Patrick Comasson va embarquer pour la Guyane. Il a échappé à la guillotine mais arrivé à Cayenne, il va rapidement comprendre que cette perpétuité là, ce n’est pas vraiment mieux. Pour survivre (l’espérance d’un “fagot”, d’un forçat, n’y dépasse pas 5 ans…), il va lui falloir apprendre vite, très vite ! A se procurer un “plan” (un cylindre où l’on peut cacher ses économies et qu’on s’enfile par derrière…), à se trouver un boulot tranquille moyennant finance, mais surtout, à se faire une réputation, histoire d’éviter de devenir la “pute” de toute la case. Voilà comment lui le petit instituteur est devenu Paco les mains rouges…
Après quelques séjours en Guyane, Sagot rêvait de mettre en images une histoire de bagnards. C’est désormais chose faite avec ce récit écrit par Vehlmann en personne. Notre dessinateur n’est pas trop mal tombé…Car comme à son habitude, notre brillant conteur (à qui l’on doit notamment les excellents “La nuit de l’inca” ou “Le diable amoureux”, tous 2 en collaboration avec Duchazeau) livre ici une partition sans fausse note aucune. Son récit de survie a en effet tout ce qu’il faut pour une nouvelle fois enthousiasmer : une histoire forte qui nous plonge dans l’univers pénitentiaire de Cayenne (que l’on mentionne souvent sans vraiment le connaître !), des personnages marquants qui ont une vraie épaisseur, quelques épisodes de la vie carcérale qui remuent les tripes, un gros travail de recherche en amont qui apporte un vernis de vraisemblance à l’ensemble, sans oublier, bien entendu, quelques petites surprises scénaristiques assez inattendues.

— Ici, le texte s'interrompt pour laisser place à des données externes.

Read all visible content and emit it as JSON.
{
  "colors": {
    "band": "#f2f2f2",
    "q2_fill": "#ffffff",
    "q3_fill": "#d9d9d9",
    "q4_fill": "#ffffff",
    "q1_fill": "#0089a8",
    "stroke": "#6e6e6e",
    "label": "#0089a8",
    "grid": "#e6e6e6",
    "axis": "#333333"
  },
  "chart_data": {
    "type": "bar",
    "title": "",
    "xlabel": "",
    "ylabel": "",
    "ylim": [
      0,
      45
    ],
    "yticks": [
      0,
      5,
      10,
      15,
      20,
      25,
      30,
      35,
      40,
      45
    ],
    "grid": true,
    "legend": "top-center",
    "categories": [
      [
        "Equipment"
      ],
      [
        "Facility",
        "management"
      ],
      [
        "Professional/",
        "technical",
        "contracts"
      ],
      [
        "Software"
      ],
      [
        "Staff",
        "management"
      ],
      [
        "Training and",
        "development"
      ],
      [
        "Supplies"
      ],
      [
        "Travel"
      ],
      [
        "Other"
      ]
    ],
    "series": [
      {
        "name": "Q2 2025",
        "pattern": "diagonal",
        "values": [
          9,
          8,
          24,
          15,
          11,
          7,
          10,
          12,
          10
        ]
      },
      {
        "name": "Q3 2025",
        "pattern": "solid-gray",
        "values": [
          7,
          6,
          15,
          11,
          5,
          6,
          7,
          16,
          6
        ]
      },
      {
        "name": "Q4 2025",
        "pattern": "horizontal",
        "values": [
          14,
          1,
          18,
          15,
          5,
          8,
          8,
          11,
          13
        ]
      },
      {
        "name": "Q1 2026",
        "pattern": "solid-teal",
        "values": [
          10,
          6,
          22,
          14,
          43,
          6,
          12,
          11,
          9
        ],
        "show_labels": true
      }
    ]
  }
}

Car “Paco les mains rouges” est aussi une histoire d’amour comme vous en avez probablement rarement lue ! Tout cela a dû en tout cas mettre une jolie pression sur les épaules de Sagot qui se devait, pour le coup, de se montrer à la hauteur. Et le bougre s’en tire mieux que bien avec un dessin de prime abord étonnant (on aurait pu croire qu’il jouerait la carte du réalisme) très stylisé, au trait simple et naïf, mais qui fonctionne parfaitement bien (d’autant qu’il bénéficie d’une mise en couleur en quadrichromie aussi jolie que judicieuse). De la très belle ouvrage. Vraiment.